Asked whether Disney’s layoffs last month of about 1,000 workers could be followed by more cutbacks, executives said Wednesday the company is exploring all options as it builds “a culture of efficiency.”
Newly minted CEO Josh D’Amaro and CFO Hugh Johnston fielded questions about cost savings, staffing and artificial intelligence during the company’s quarterly earnings call with Wall Street analysts.
D’Amaro largely focused on uses of AI to improve the creative process and the guest experience at theme parks, leaving Johnston to provide the primary outlook on the workforce. One analysts noted the April cuts, per a question read aloud by call moderator and investor relations chief Ben Swinburne, and wondered, “How big is the opportunity as you take a fresh look at the operations? Where is there the most room for improvement?”
Johnston replied, “These are always difficult exercises for the organization, but let me assure you, this management team is acutely focused on this.”
He said the company is looking to shift expenses toward content and technology, which are “areas that we expect to drive growth.” Last month’s staff reductions “reflect a deliberate shift toward a more agile, technologically enabled and resilient workforce,” he added.
Declining to offer any projections of the numbers of workers or business areas that could be affected in the future, Johnston described the efficiency drive as “an ongoing exercise and a muscle we’re building.”
Disney, he continued, is looking to “build a culture of efficiency and we want to fund growth opportunities from within the existing expense base. Across the company, where aligning structures, capabilities, and talent to what the business needs next, we’re simplifying where we can while investing where it matters most, and we’re using technology to fundamentally change how work gets done.
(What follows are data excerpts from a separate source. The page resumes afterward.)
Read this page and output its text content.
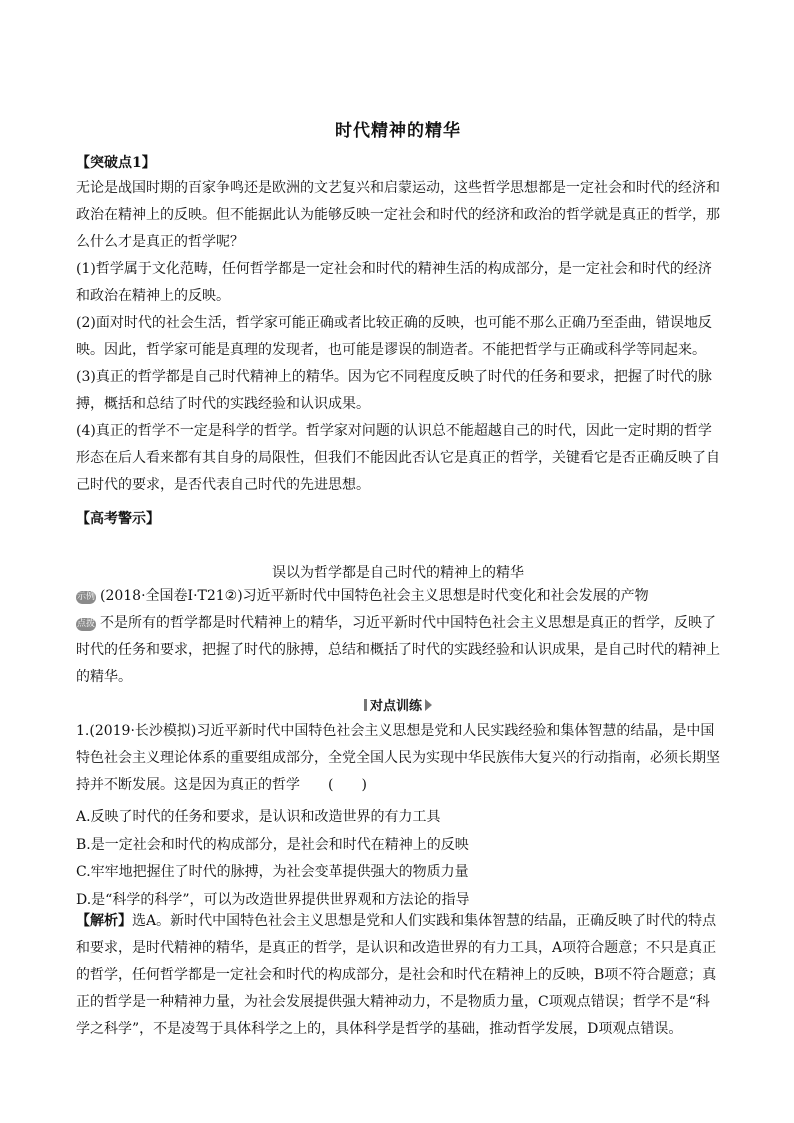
时代精神的精华
【突破点1】
无论是战国时期的百家争鸣还是欧洲的文艺复兴和启蒙运动，这些哲学思想都是一定社会和时代的经济和政治在精神上的反映。但不能据此认为能够反映一定社会和时代的经济和政治的哲学就是真正的哲学，那么什么才是真正的哲学呢？
(1)哲学属于文化范畴，任何哲学都是一定社会和时代的精神生活的构成部分，是一定社会和时代的经济和政治在精神上的反映。
(2)面对时代的社会生活，哲学家可能正确或者比较正确的反映，也可能不那么正确乃至歪曲，错误地反映。因此，哲学家可能是真理的发现者，也可能是谬误的制造者。不能把哲学与正确或科学等同起来。
(3)真正的哲学都是自己时代精神上的精华。因为它不同程度反映了时代的任务和要求，把握了时代的脉搏，概括和总结了时代的实践经验和认识成果。
(4)真正的哲学不一定是科学的哲学。哲学家对问题的认识总不能超越自己的时代，因此一定时期的哲学形态在后人看来都有其自身的局限性，但我们不能因此否认它是真正的哲学，关键看它是否正确反映了自己时代的要求，是否代表自己时代的先进思想。
【高考警示】
误以为哲学都是自己时代的精神上的精华
示例 (2018·全国卷Ⅰ·T21②)习近平新时代中国特色社会主义思想是时代变化和社会发展的产物
点拨 不是所有的哲学都是时代精神上的精华，习近平新时代中国特色社会主义思想是真正的哲学，反映了时代的任务和要求，把握了时代的脉搏，总结和概括了时代的实践经验和认识成果，是自己时代的精神上的精华。
对点训练
1.(2019·长沙模拟)习近平新时代中国特色社会主义思想是党和人民实践经验和集体智慧的结晶，是中国特色社会主义理论体系的重要组成部分，全党全国人民为实现中华民族伟大复兴的行动指南，必须长期坚持并不断发展。这是因为真正的哲学　　(　　)
A.反映了时代的任务和要求，是认识和改造世界的有力工具
B.是一定社会和时代的构成部分，是社会和时代在精神上的反映
C.牢牢地把握住了时代的脉搏，为社会变革提供强大的物质力量
D.是“科学的科学”，可以为改造世界提供世界观和方法论的指导
【解析】选A。新时代中国特色社会主义思想是党和人们实践和集体智慧的结晶，正确反映了时代的特点和要求，是时代精神的精华，是真正的哲学，是认识和改造世界的有力工具，A项符合题意；不只是真正的哲学，任何哲学都是一定社会和时代的构成部分，是社会和时代在精神上的反映，B项不符合题意；真正的哲学是一种精神力量，为社会发展提供强大精神动力，不是物质力量，C项观点错误；哲学不是“科学之科学”，不是凌驾于具体科学之上的，具体科学是哲学的基础，推动哲学发展，D项观点错误。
We have been and will continue to look for these types of opportunities to redeploy capital, both financial and human, to areas we see driving the highest returns for shareholders.”
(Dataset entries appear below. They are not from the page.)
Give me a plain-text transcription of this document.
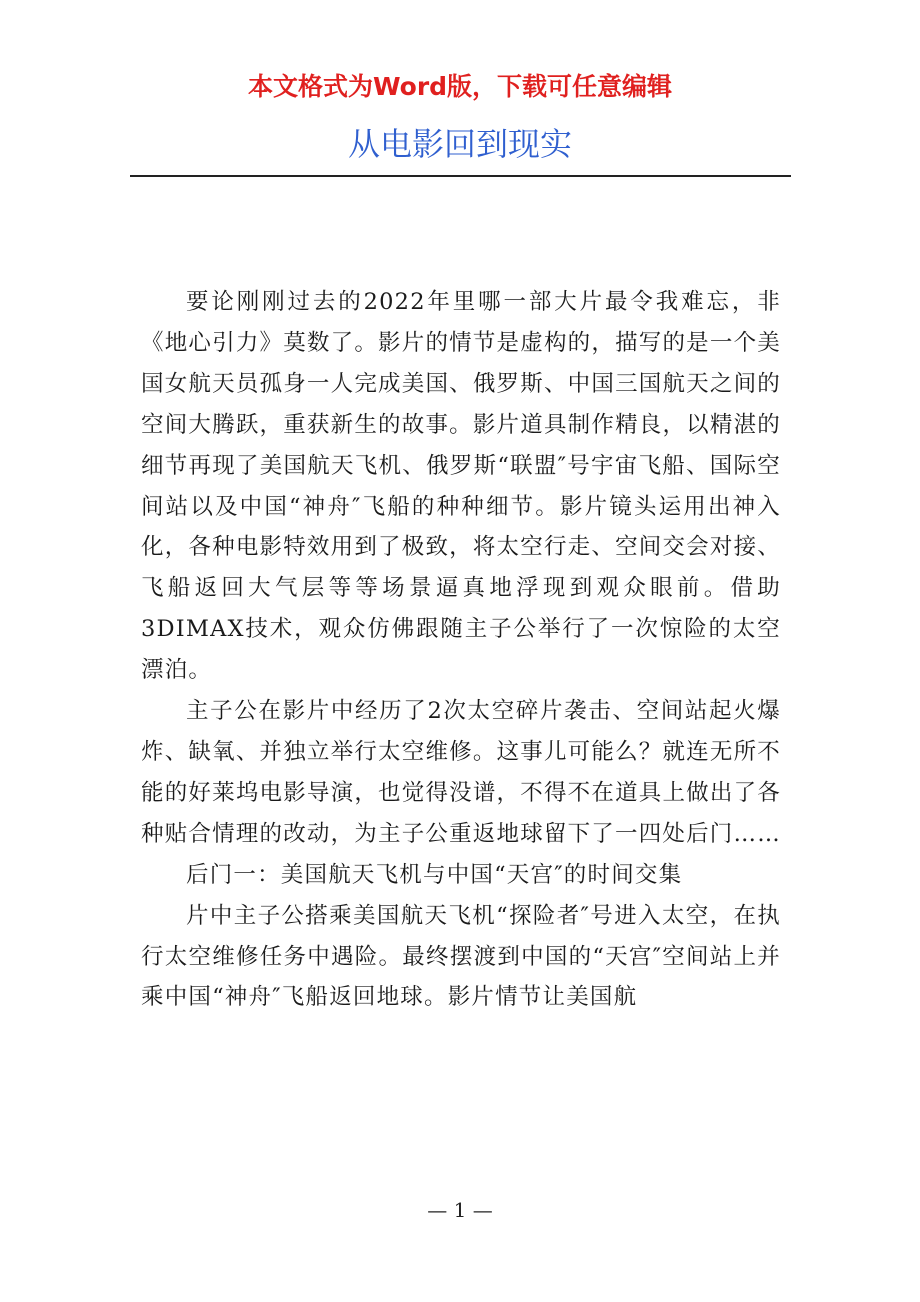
本文格式为Word版，下载可任意编辑
从电影回到现实

要论刚刚过去的2022年里哪一部大片最令我难忘，非《地心引力》莫数了。影片的情节是虚构的，描写的是一个美国女航天员孤身一人完成美国、俄罗斯、中国三国航天之间的空间大腾跃，重获新生的故事。影片道具制作精良，以精湛的细节再现了美国航天飞机、俄罗斯“联盟″号宇宙飞船、国际空间站以及中国“神舟″飞船的种种细节。影片镜头运用出神入化，各种电影特效用到了极致，将太空行走、空间交会对接、飞船返回大气层等等场景逼真地浮现到观众眼前。借助3DIMAX技术，观众仿佛跟随主子公举行了一次惊险的太空漂泊。

主子公在影片中经历了2次太空碎片袭击、空间站起火爆炸、缺氧、并独立举行太空维修。这事儿可能么？就连无所不能的好莱坞电影导演，也觉得没谱，不得不在道具上做出了各种贴合情理的改动，为主子公重返地球留下了一四处后门……

后门一：美国航天飞机与中国“天宫″的时间交集

片中主子公搭乘美国航天飞机“探险者″号进入太空，在执行太空维修任务中遇险。最终摆渡到中国的“天宫″空间站上并乘中国“神舟″飞船返回地球。影片情节让美国航

— 1 —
AI is ushering in dramatic changes to the way many companies are thinking of their operations and staffing needs, as the Wall Street Journal noted Wednesday. Technology, combined with consolidation and declines in U.S.-based production and linear TV viewing, has created a challenging environment for entertainment workers. D’Amaro’s predecessor at Disney, Bob Iger, oversaw the layoffs of thousands of Disney workers, with the streamlining matched by cuts across the industry.
Hollywood has watched closely as the tech sector has made aggressive downsizing moves, with companies like Meta Platforms, Snap, Coinbase and PayPal all announcing double-digit staff cuts. In the wake of Meta decision last month to let go of 10% of its workforce, “we don’t really know what the optimal size of the company will be in the future,” CFO Susan Li told investors on an earnings call.
Disney’s review of workforce productivity is “focused across several areas,” Johnston said. “One of the ones I find particularly interesting is an initiative to implement precision labor demand forecasting across our theme parks. We think that one has the potential to create a better guest experience, a better employment experience, and also better cost management for the company. So we’re very excited about that.”
He also noted opportunities across “enterprise operations” at Disney. “As is true with really many, many companies, the pathways to both drive efficiency and reduce costs are really quite numerous across the enterprise.”